Polson has been a writing tutor at the BGC since 2012. After spending years getting to know the students and their work, she “felt that BGC could support its students more and could get more out of them if we did more,” so she proposed teaching a writing course to Dean Peter N. Miller. They conceived of “Writing Objects” as a complement to the other required courses, “Objects in Context” and “Approaches to the Object,” in the first-year core curriculum. In “Writing Objects,” Polson covers topics essential to graduate writing: everything from how to properly cite sources, paraphrase, and write proposals; to skills that are more specific to writing about material culture, such as how to write object comparisons, object labels, and explore the potential of writing as a cognitive tool. She still finds time to work one-on-one with students on their class assignments, essays, and QPs, so in addition to benefiting from her foundational course, they can also draw on Polson’s unwavering support for the duration of their time at BGC.

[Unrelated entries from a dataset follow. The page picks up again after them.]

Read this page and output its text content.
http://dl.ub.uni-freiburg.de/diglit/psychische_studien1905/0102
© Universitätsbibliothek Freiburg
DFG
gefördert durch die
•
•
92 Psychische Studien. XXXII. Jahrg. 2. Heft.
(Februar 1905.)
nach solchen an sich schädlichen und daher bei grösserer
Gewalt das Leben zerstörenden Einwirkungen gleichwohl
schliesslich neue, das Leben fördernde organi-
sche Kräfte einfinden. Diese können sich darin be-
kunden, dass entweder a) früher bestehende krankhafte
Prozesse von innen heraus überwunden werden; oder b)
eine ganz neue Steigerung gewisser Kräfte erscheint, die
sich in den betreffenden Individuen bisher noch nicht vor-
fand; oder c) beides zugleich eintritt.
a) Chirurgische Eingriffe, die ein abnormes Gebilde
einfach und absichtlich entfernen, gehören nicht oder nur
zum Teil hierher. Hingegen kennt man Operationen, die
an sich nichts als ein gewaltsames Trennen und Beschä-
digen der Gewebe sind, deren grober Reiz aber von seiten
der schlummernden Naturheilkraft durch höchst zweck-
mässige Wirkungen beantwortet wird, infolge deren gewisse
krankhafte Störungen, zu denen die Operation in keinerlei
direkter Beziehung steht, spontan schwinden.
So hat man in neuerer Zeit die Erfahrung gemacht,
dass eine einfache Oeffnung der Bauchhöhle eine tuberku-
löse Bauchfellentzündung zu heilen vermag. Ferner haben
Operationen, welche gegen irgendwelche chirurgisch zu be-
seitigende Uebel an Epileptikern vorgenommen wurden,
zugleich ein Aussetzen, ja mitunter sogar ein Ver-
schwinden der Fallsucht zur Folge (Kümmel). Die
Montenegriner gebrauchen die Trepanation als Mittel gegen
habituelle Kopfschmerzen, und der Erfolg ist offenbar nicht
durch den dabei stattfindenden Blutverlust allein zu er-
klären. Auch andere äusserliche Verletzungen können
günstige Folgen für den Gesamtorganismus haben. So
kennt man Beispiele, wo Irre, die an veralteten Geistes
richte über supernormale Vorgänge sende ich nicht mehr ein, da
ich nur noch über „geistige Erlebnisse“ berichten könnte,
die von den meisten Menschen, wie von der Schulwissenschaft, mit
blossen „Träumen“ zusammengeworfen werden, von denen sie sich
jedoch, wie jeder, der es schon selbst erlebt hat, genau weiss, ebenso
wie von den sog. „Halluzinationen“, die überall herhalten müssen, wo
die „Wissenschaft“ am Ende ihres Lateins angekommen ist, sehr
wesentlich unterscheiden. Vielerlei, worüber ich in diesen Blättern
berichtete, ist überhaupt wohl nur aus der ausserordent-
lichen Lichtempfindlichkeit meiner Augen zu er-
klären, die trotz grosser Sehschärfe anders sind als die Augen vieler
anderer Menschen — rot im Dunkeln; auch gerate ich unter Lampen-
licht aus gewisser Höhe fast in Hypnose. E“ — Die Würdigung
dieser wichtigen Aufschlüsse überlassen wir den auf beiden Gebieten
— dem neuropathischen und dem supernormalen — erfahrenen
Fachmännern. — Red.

An exuberant and approachable professor with an undergraduate degree in mathematics, an MA in visual culture, and a PhD in performance studies, Polson began teaching science students how to write while completing her dissertation at New York University and, in the process, learned a lot about writing herself. This multidisciplinary background makes her uniquely qualified to teach writing at BGC. As she reflected,
One of the characteristics of BGC is its interdisciplinary alliances, and one of the hard things that we ask students to do is to hop between disciplines. They might be in an archaeology class in the morning, a material science class in the afternoon, and then at night, doing reading for a history theory class the next morning. Part of transforming yourself from a consumer of knowledge to a producer of knowledge is learning to be a master of all those disciplines—to be able to move between them and integrate them into one body of knowledge. And I think, because I have this background in mathematics and performance studies, that I’m able to be flexible in my approach to writing in a way that’s unusual for writing teachers who tend to come up through, say, English. It’s part of what I can offer students.Her academic knowledge of performance studies, specifically how objects are used in performance, has also been useful to students, and she particularly enjoys working with students who are writing about “performing objects” and theatrical props, movement and corporeal techniques, queer and disability studies, and performance and film. She also enjoys teaching subjects that are outside of her comfort zone. This past year she taught a workshop on historical fiction, which both she and students found to be very productive. Thinking about the future of “Writing Objects,” Polson says, “One of the directions I’d like to move in is to explore an expanded view of what forms and modes of writing are appropriate to the study of material culture. I’m inspired by the innovative writing and teaching of my colleagues and, of course, the engaging work of my students.”